Durante muito tempo, não foi possível aos produtores e à adega cooperativa de Favaios fortificarem Moscatel, uma vez que apenas as vinhas situadas abaixo dos 550 metros podiam aguardentar vinho — e o planalto de Favaios situa-se entre os 600 e os 650 metros de altitude. A proibição só caiu na segunda metade do século XX, o que talvez ajude a explicar o apagamento mediático do Moscatel de Favaios em relação ao Moscatel de Setúbal.
Uma correcção: não há Moscatel de Favaios, mas sim Moscatel do Douro.
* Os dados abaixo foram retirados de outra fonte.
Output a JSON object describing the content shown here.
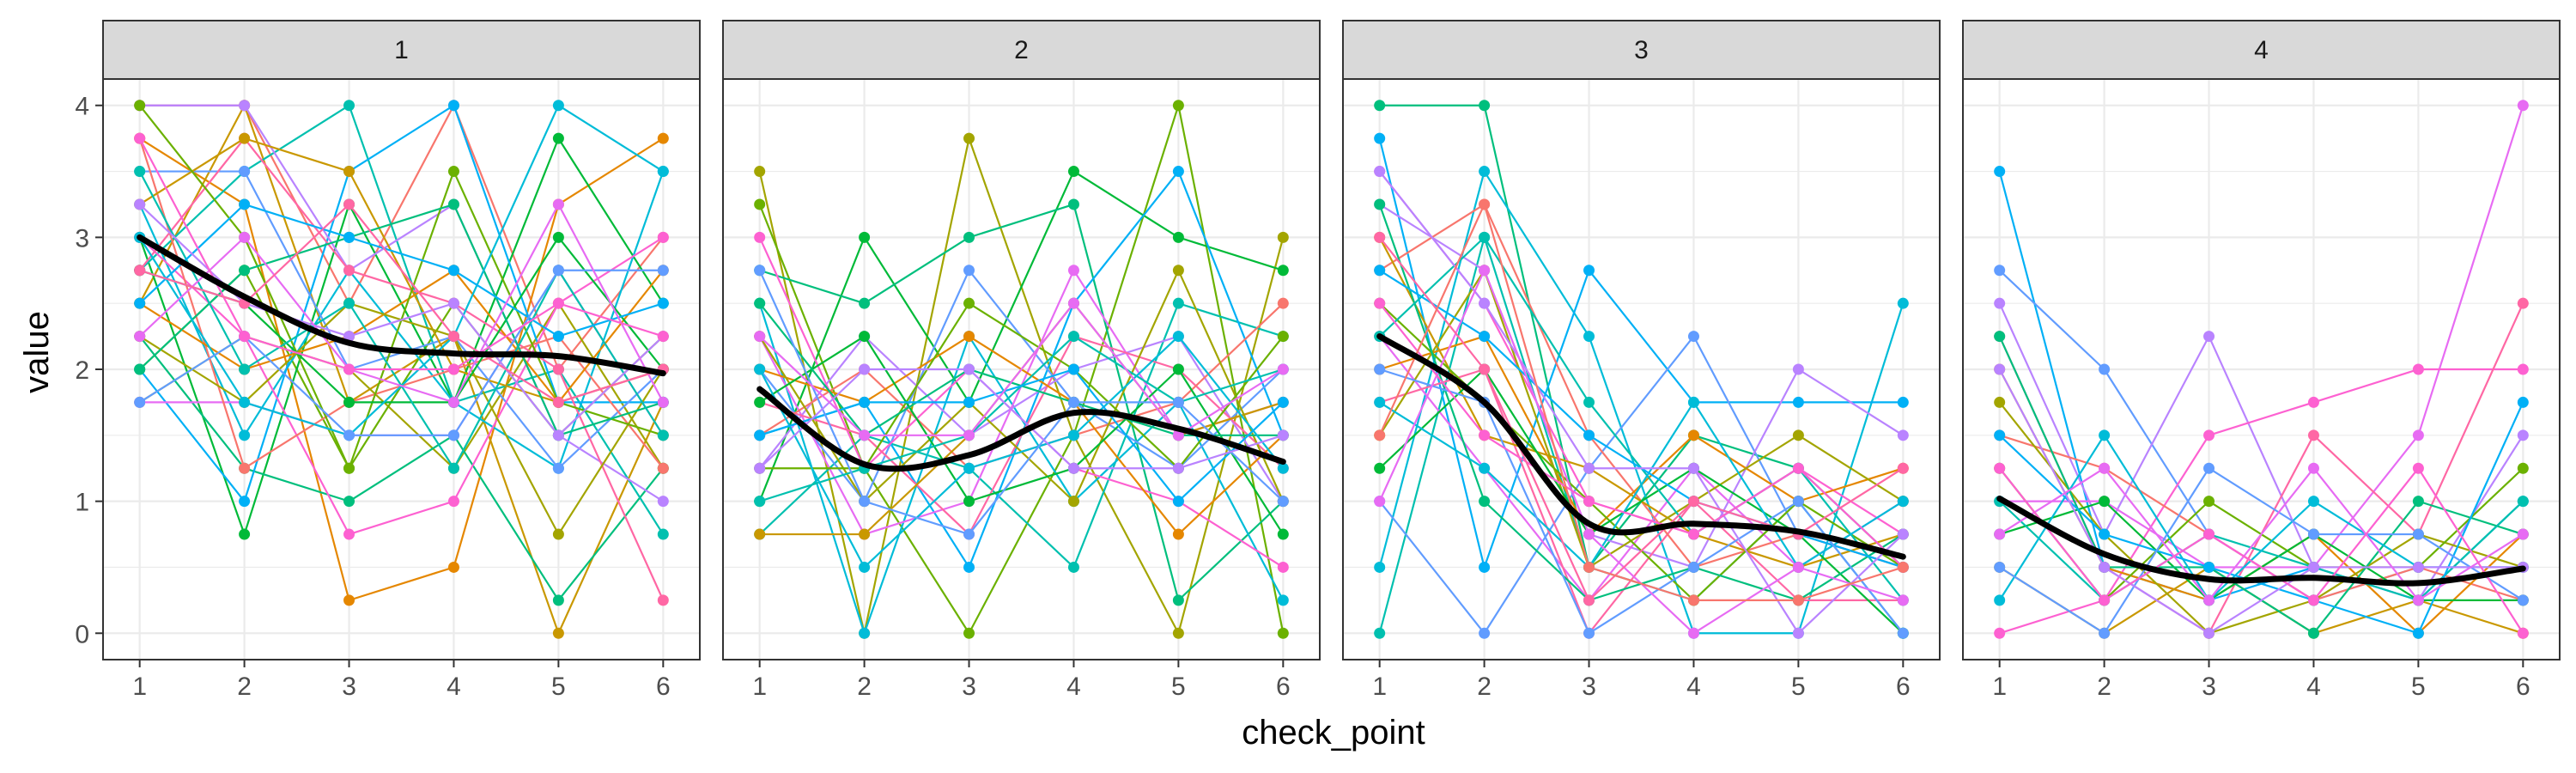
{
  "chart_data": {
    "type": "line",
    "facet_variable": "",
    "xlabel": "check_point",
    "ylabel": "value",
    "x_ticks": [
      1,
      2,
      3,
      4,
      5,
      6
    ],
    "y_ticks": [
      0,
      1,
      2,
      3,
      4
    ],
    "xlim": [
      0.65,
      6.35
    ],
    "ylim": [
      -0.2,
      4.2
    ],
    "grid": true,
    "legend": "none",
    "smooth_color": "#000000",
    "panel_strip_color": "#d9d9d9",
    "series_palette": [
      "#F8766D",
      "#E58700",
      "#C99800",
      "#A3A500",
      "#6BB100",
      "#00BA38",
      "#00BF7D",
      "#00C0AF",
      "#00BCD8",
      "#00B0F6",
      "#619CFF",
      "#B983FF",
      "#E76BF3",
      "#FD61D1",
      "#FF67A4"
    ],
    "panels": [
      {
        "label": "1",
        "smooth": [
          3.0,
          2.55,
          2.2,
          2.12,
          2.1,
          1.97
        ],
        "series": [
          [
            4,
            4,
            2.5,
            4,
            2,
            3
          ],
          [
            3.75,
            3.25,
            0.25,
            0.5,
            3.25,
            3.75
          ],
          [
            2.5,
            4,
            1.75,
            2.25,
            0,
            1.75
          ],
          [
            1.75,
            2.25,
            2,
            1.25,
            2.5,
            1.25
          ],
          [
            2,
            2.75,
            1.25,
            2.5,
            1.5,
            2.25
          ],
          [
            3,
            0.75,
            3.25,
            1.75,
            3.75,
            2.5
          ],
          [
            2.25,
            1.25,
            1,
            1.5,
            0.25,
            1.25
          ],
          [
            2.75,
            3.5,
            4,
            1.75,
            2,
            0.75
          ],
          [
            3.25,
            1.5,
            2.75,
            1.75,
            1.25,
            3.5
          ],
          [
            2,
            1,
            3.5,
            4,
            1.75,
            1.75
          ],
          [
            3.5,
            3.5,
            2,
            2.25,
            1.25,
            2
          ],
          [
            4,
            4,
            2.75,
            3.25,
            1.5,
            1
          ],
          [
            1.75,
            1.75,
            1.5,
            1.5,
            2.75,
            1.5
          ],
          [
            3,
            2.25,
            0.75,
            1,
            2.5,
            3
          ],
          [
            2.75,
            3.75,
            2.75,
            2.5,
            2,
            0.25
          ],
          [
            3.75,
            1.25,
            1.75,
            2,
            2.25,
            1.25
          ],
          [
            2.5,
            2,
            2.25,
            2.75,
            1.75,
            2.75
          ],
          [
            3.25,
            3.75,
            3.5,
            2,
            1.75,
            2
          ],
          [
            2.25,
            1.75,
            2.5,
            2.25,
            0.75,
            2
          ],
          [
            4,
            3,
            1.25,
            3.5,
            1.75,
            1.5
          ],
          [
            2.75,
            2.5,
            1.75,
            1.75,
            3,
            2
          ],
          [
            2,
            2.75,
            3,
            3.25,
            1.5,
            1.75
          ],
          [
            3.5,
            2,
            2.5,
            1.25,
            2.75,
            1.5
          ],
          [
            3,
            1.75,
            1.5,
            2.25,
            4,
            3.5
          ],
          [
            2.5,
            3.25,
            3,
            2.75,
            2.25,
            2.5
          ],
          [
            1.75,
            2.25,
            1.5,
            1.5,
            2.75,
            2.75
          ],
          [
            3.25,
            2.5,
            2.25,
            2.5,
            1.5,
            2.25
          ],
          [
            2.25,
            3,
            2,
            1.75,
            3.25,
            1.75
          ],
          [
            3.75,
            2.25,
            2,
            2,
            2.5,
            2.25
          ],
          [
            2.75,
            2.5,
            3.25,
            2.25,
            1.75,
            2
          ]
        ]
      },
      {
        "label": "2",
        "smooth": [
          1.85,
          1.28,
          1.35,
          1.67,
          1.55,
          1.3
        ],
        "series": [
          [
            3.5,
            0,
            3.75,
            1.5,
            0,
            3
          ],
          [
            3.25,
            1.25,
            0,
            1.5,
            4,
            0
          ],
          [
            1,
            3,
            1.75,
            3.5,
            3,
            2.75
          ],
          [
            2.75,
            2.5,
            3,
            3.25,
            0.25,
            1
          ],
          [
            0.75,
            1.5,
            1.25,
            0.5,
            2.5,
            2.25
          ],
          [
            2.5,
            0,
            2.25,
            1,
            1.75,
            0.25
          ],
          [
            1.5,
            1.75,
            0.5,
            2.5,
            3.5,
            1.5
          ],
          [
            2,
            1,
            2.75,
            1.75,
            1.25,
            2
          ],
          [
            1.25,
            2.25,
            1.5,
            2,
            2.25,
            1
          ],
          [
            2.25,
            0.75,
            1,
            2.75,
            1.5,
            1.75
          ],
          [
            3,
            1.25,
            2,
            1.25,
            1,
            0.5
          ],
          [
            1.75,
            1.5,
            0.75,
            2.25,
            2,
            1.25
          ],
          [
            1.5,
            2,
            1.25,
            1.5,
            1.75,
            2.5
          ],
          [
            2,
            1.75,
            2.25,
            1.75,
            0.75,
            1.5
          ],
          [
            0.75,
            0.75,
            1.5,
            2.5,
            1.5,
            1.75
          ],
          [
            2.25,
            1,
            1.75,
            1,
            2.75,
            1
          ],
          [
            1.25,
            1.25,
            2.5,
            2,
            1.25,
            2.25
          ],
          [
            1.75,
            2.25,
            1,
            1.25,
            2,
            0.75
          ],
          [
            2.5,
            1.5,
            2,
            1.75,
            1.5,
            1.5
          ],
          [
            1,
            1.25,
            1.5,
            2.25,
            1.75,
            2
          ],
          [
            2,
            0.5,
            1.25,
            1.5,
            2.25,
            1.25
          ],
          [
            1.5,
            1.75,
            1.75,
            2,
            1,
            1.75
          ],
          [
            2.75,
            1,
            0.75,
            1.75,
            1.75,
            1
          ],
          [
            1.25,
            2,
            2,
            1.25,
            1.25,
            1.5
          ],
          [
            2.25,
            1.5,
            1.5,
            2.5,
            1.5,
            2
          ]
        ]
      },
      {
        "label": "3",
        "smooth": [
          2.25,
          1.75,
          0.83,
          0.83,
          0.77,
          0.58
        ],
        "series": [
          [
            4,
            4,
            0.5,
            1.5,
            1.25,
            0.5
          ],
          [
            0,
            3,
            0.5,
            0.25,
            1,
            0
          ],
          [
            0.5,
            3.5,
            2.25,
            0,
            0,
            2.5
          ],
          [
            3.75,
            0.5,
            2.75,
            1.75,
            1.75,
            1.75
          ],
          [
            1,
            0,
            1.25,
            2.25,
            0.75,
            0.5
          ],
          [
            3.25,
            2.75,
            0.75,
            0.5,
            2,
            1.5
          ],
          [
            2.25,
            1.25,
            0.25,
            1.25,
            0.5,
            1
          ],
          [
            3.5,
            2.5,
            1,
            0.75,
            1.25,
            0.75
          ],
          [
            1.75,
            2,
            0,
            1,
            0.25,
            0.25
          ],
          [
            2.75,
            3.25,
            1.5,
            0.5,
            0.75,
            0.5
          ],
          [
            2,
            2.25,
            0.75,
            1.5,
            1,
            1.25
          ],
          [
            3,
            1.5,
            1.25,
            0.75,
            0.5,
            0.75
          ],
          [
            1.5,
            2.75,
            0.5,
            1,
            1.5,
            1
          ],
          [
            2.5,
            1.75,
            1,
            0.25,
            1,
            0.5
          ],
          [
            1.25,
            2,
            0.75,
            1.25,
            0.75,
            0
          ],
          [
            3.25,
            1,
            0.25,
            0.5,
            0.25,
            0.75
          ],
          [
            2.25,
            3,
            1.75,
            0.75,
            1.25,
            0.25
          ],
          [
            1.75,
            1.25,
            0.5,
            1.75,
            0.5,
            1
          ],
          [
            2.75,
            2.25,
            1.5,
            1,
            0.75,
            0.5
          ],
          [
            2,
            1.75,
            0,
            0.5,
            1,
            0
          ],
          [
            3.5,
            2.5,
            1.25,
            1.25,
            0,
            0.75
          ],
          [
            1,
            2.75,
            0.75,
            0,
            0.5,
            0.25
          ],
          [
            2.5,
            1.5,
            1,
            0.75,
            1.25,
            0.5
          ],
          [
            3,
            2,
            0.25,
            1,
            0.75,
            1.25
          ],
          [
            1.5,
            3.25,
            0.5,
            0.25,
            0.25,
            0.5
          ]
        ]
      },
      {
        "label": "4",
        "smooth": [
          1.02,
          0.6,
          0.41,
          0.42,
          0.38,
          0.49
        ],
        "series": [
          [
            3.5,
            0.5,
            0.25,
            0.5,
            0.25,
            1
          ],
          [
            2.75,
            2,
            0.75,
            0.25,
            0.5,
            0.5
          ],
          [
            2.5,
            0.75,
            2.25,
            0.5,
            0.25,
            1.5
          ],
          [
            1,
            1,
            0.5,
            0.5,
            1.5,
            4
          ],
          [
            0,
            0.25,
            1.5,
            1.75,
            2,
            2
          ],
          [
            2.25,
            0.5,
            0,
            1.5,
            0.75,
            2.5
          ],
          [
            1.5,
            1.25,
            0.75,
            0.25,
            0.5,
            0.25
          ],
          [
            2,
            0.5,
            0.25,
            0.75,
            0,
            0.75
          ],
          [
            0.5,
            0,
            0.5,
            0,
            0.25,
            0
          ],
          [
            1.75,
            0.75,
            0,
            0.25,
            0.75,
            0.5
          ],
          [
            1.25,
            0.25,
            1,
            0.5,
            0.5,
            1.25
          ],
          [
            0.75,
            1,
            0.25,
            0.75,
            0.25,
            0.25
          ],
          [
            2.25,
            0.5,
            0.5,
            0,
            1,
            0.75
          ],
          [
            1,
            0.25,
            0.75,
            0.5,
            0.25,
            1
          ],
          [
            0.25,
            1.5,
            0.25,
            1,
            0.5,
            0.5
          ],
          [
            1.5,
            0.75,
            0.5,
            0.25,
            0,
            1.75
          ],
          [
            0.5,
            0,
            1.25,
            0.75,
            0.75,
            0.25
          ],
          [
            2,
            0.5,
            0,
            0.5,
            0.5,
            0.5
          ],
          [
            0.75,
            1.25,
            0.25,
            1.25,
            0.25,
            0.75
          ],
          [
            1.25,
            0.25,
            0.75,
            0.25,
            1.25,
            0
          ]
        ]
      }
    ]
  }
}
É o que diz a lei. Porém, já não há legislação capaz de inverter uma conquista de Favaios: o nome da terra sobrepôs-se ao da casta. Muita gente, quando pede um Moscatel, pede “um Favaios”. Em França, onde há casos em que uma única vinha é uma denominação de origem, Favaios já há muito tempo que teria a sua própria denominação. Alargar a classificação a todo o Douro, nem que seja apenas na nomenclatura, significa abdicar de um nome forte e com tradições e desvalorizar a ideia de terroir.
É em torno daquela vila do concelho de Alijó e em localidades vizinhas que se situa a principal mancha de Moscatel Galego do Douro (cerca de 1400 hectares de vinha). Oitenta por cento do Moscatel produzido no Douro tem origem em Favaios. Não há outro lugar na região onde esta casta se dê tão bem. E isso prende-se, sobretudo, com a frescura que advém da altitude e a orografia plana do lugar (o planalto de Favaios é o maior do Douro).
A ligação de Favaios ao Moscatel é tão forte que não há família que não tenha uma vinha com esta casta. Muita gente, apesar das restrições legais, continua a fazer a sua pipa de Moscatel e a vender o vinho ao garrafão. Em alguns armazéns de famílias mais abastadas ainda existem moscatéis antigos extraordinários, vinhos que a partir dos 70, 80 anos de idade são facilmente confundidos com Porto Tawny.
Mas nem tudo são rosas. Por ser uma casta muito produtiva, há hoje um enorme excesso de oferta, o que tem conduzido a uma crescente degradação do preço das uvas e também dos vinhos mais baratos. Apesar do sucesso do seu aperitivo Favaíto, a adega cooperativa viu-se obrigada a diversificar a sua gama de vinhos à base de Moscatel, passando a usar a casta também em espumantes e em brancos secos. Actualmente, as vendas de brancos secos de Moscatel já rondam o milhão de garrafas e o segmento dos espumantes também tem vindo a crescer de forma significativa, de acordo com o balanço feito pelo presidente da cooperativa, Mário Monteiro, durante o primeiro Festival do Moscatel, que decorreu no segundo fim-de-semana deste mês. Um exemplo de como uma crise pode ter consequências virtuosas.
Diversificar não significa, no entanto, desistir do Moscatel fortificado. A adega cooperativa acaba, aliás, de lançar mais um Moscatel Colheita 1999 (ver prova na página anterior), o quinto de uma série de moscatéis especiais que foi iniciada com o Colheita 1964 e continuada com os Colheitas 1975,1980 e 1989. Este ano, e pela primeira vez, a adega cooperativa fez também vinificações em separado de Moscatel Galego e de Moscatel Roxo. Apesar de toda a gente associar o Moscatel Roxo a Setúbal, esta casta resultou de uma mutação genética do Moscatel Galego do Douro (o Moscatel branco de Setúbal é o Moscatel Graúdo, ou da Alexandria).